I attend Wilton High School in Wilton, CT as a freshman. I am entering this design on behalf of FTC team 7034 Singularity Technology, and any winnings will go towards building this season's robot.

1. Any standard 3d printer with a usable bed size of at least 150x150mm.
2. any filament you want to use should work.

Through Fusion, simply open the file menu in the top left corner, select 3d printing, select all of the components of the disc, then choose whatever settings you desire, and export. You could also download the already formatted files and do things manually. Steps for all of this may vary depending on the software and printer you have, so I recommend looking for a relevant tutorial.

Do flying disc things!

To throw the disc, simply throw it however you would throw a frisbee or similar disc. This disc handles slightly different, so you may need to slightly modify your style for best results. Whether you're having a catch with friends, playing a round of disc golf, competing in a game of ultimate frisbee, or just getting it stuck on the roof of your house, this disc should do it all!

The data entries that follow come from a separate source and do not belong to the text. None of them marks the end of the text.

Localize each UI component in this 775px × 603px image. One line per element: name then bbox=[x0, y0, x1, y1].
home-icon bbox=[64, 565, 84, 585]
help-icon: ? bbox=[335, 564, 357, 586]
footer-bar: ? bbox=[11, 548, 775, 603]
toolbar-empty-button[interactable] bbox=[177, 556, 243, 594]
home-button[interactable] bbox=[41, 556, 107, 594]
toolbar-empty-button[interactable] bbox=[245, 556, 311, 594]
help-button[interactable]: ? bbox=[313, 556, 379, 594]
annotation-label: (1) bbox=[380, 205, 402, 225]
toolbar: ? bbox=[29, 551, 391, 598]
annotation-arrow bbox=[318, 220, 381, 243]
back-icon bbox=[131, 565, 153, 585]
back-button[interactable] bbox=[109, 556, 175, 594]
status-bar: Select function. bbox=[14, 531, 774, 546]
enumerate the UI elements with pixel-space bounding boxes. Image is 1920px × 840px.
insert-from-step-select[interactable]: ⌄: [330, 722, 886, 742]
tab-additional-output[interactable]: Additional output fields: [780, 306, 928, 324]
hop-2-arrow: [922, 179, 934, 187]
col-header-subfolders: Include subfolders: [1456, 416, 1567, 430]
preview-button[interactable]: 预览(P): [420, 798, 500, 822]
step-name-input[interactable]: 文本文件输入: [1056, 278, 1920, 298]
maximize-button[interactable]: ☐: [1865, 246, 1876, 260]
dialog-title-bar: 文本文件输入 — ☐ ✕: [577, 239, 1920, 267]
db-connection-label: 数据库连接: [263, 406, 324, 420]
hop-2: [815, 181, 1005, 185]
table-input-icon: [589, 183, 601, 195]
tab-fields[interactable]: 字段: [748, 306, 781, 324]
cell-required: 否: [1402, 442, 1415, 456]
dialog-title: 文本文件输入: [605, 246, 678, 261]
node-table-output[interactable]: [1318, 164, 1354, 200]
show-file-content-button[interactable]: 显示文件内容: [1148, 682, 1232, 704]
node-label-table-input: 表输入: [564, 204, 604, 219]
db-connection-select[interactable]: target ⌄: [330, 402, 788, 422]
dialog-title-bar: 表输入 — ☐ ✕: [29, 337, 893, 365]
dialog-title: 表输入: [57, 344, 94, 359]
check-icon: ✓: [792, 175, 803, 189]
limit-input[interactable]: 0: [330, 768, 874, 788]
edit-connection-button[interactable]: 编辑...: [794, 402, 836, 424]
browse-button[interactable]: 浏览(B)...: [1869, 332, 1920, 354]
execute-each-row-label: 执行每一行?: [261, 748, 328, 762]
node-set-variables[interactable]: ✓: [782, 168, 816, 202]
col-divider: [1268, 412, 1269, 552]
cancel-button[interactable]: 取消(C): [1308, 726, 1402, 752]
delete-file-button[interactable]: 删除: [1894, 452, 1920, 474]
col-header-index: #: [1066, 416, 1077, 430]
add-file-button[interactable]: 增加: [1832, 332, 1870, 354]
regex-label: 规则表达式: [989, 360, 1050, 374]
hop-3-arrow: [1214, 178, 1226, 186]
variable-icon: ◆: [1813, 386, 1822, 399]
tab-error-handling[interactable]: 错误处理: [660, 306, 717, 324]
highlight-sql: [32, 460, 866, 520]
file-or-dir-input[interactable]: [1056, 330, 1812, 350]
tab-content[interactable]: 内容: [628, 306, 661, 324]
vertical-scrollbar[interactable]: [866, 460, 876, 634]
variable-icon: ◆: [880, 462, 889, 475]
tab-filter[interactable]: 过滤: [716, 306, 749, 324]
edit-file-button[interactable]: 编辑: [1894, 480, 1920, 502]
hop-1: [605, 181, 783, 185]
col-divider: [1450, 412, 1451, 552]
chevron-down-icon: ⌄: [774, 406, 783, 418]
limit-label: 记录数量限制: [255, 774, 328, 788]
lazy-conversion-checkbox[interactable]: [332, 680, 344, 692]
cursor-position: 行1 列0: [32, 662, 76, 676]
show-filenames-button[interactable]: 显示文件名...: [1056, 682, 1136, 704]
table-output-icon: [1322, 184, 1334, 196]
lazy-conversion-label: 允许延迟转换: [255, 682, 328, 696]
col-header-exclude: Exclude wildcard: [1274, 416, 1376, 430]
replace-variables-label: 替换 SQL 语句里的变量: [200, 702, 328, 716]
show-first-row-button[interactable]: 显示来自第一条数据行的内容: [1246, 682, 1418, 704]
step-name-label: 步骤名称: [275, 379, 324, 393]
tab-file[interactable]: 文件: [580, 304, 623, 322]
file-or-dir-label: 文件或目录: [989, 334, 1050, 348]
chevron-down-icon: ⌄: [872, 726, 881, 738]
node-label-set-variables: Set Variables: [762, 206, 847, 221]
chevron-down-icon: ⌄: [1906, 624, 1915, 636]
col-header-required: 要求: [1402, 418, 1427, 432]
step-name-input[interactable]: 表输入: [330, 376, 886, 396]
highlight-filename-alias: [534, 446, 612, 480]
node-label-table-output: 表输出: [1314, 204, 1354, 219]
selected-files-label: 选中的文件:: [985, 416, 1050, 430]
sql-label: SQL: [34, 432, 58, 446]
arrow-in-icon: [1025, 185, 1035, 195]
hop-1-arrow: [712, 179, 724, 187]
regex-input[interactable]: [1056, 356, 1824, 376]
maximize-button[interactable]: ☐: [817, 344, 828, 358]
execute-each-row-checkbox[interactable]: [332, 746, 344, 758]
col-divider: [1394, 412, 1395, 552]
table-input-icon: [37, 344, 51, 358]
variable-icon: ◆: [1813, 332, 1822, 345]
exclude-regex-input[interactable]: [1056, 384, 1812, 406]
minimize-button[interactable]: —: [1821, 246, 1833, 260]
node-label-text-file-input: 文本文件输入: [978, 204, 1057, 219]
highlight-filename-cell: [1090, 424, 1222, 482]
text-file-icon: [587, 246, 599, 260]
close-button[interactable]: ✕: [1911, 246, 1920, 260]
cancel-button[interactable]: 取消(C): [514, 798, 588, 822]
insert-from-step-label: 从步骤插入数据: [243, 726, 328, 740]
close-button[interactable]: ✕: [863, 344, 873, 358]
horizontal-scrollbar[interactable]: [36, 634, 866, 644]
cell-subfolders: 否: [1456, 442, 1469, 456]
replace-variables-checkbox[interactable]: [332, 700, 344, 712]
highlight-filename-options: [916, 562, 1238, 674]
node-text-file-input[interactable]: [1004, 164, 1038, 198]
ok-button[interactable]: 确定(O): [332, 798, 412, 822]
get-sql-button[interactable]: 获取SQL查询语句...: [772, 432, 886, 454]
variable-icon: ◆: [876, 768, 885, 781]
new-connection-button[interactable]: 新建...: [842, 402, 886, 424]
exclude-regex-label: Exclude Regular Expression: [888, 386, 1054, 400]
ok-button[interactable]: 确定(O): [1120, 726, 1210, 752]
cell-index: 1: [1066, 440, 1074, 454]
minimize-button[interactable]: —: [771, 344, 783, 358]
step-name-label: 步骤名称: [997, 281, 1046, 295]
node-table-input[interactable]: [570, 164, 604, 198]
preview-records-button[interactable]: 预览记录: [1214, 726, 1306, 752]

If you want to try your hand at making your own flying disc, you can follow the steps below.

Note: This is the method I used to create the version shown above in Fusion 360, you can and should use whatever method and program you feel like, just try to keep in mind the principles of aerodynamics and airfoils for the best results.

First things first, you should create a new design using millimeters as the unit of measurement. You should then select the sketch tool and sketch on the XY or YZ plane. I recommend setting up 3 points as a reference guide for the general shape of your disc.

At the furthest point that will be the leading edge of your disc, use a circle tool to round of the edge. Then, the top point to the top of the circle using an arc tool. Feel free to make both the edge and the arc to your own specifications. After this, connect the remaining points to each other using a line tool or arc tool, either one will work. After this, finish the sketch.

Once the sketch is done, extrude it by as little as possible, around 0.01 millimeters ideally. This will give you a face to cut holes into. Once you have an extruded sketch, use the hole tool to create circular holes. These holes will lighten the disc and save on the material needed to print it, while also preserving the strength of the disc. These holes should be evenly space and there should be a decent amount of space between them and the walls to preserve structural integrity. Add as many or as little as you want. If you want to try using cut outs of other shapes, feel free to.

To make the body of the disc, simply use the revolve tool to revolve the extruded sketch around the Y axis. Although they won't affect the actual printed design, if you want to make the annoying line that will show up on your model symmetrical, cut out a quarter of the disc and then mirror it over both the XY and XZ planes. After that, your disk is done and ready to print!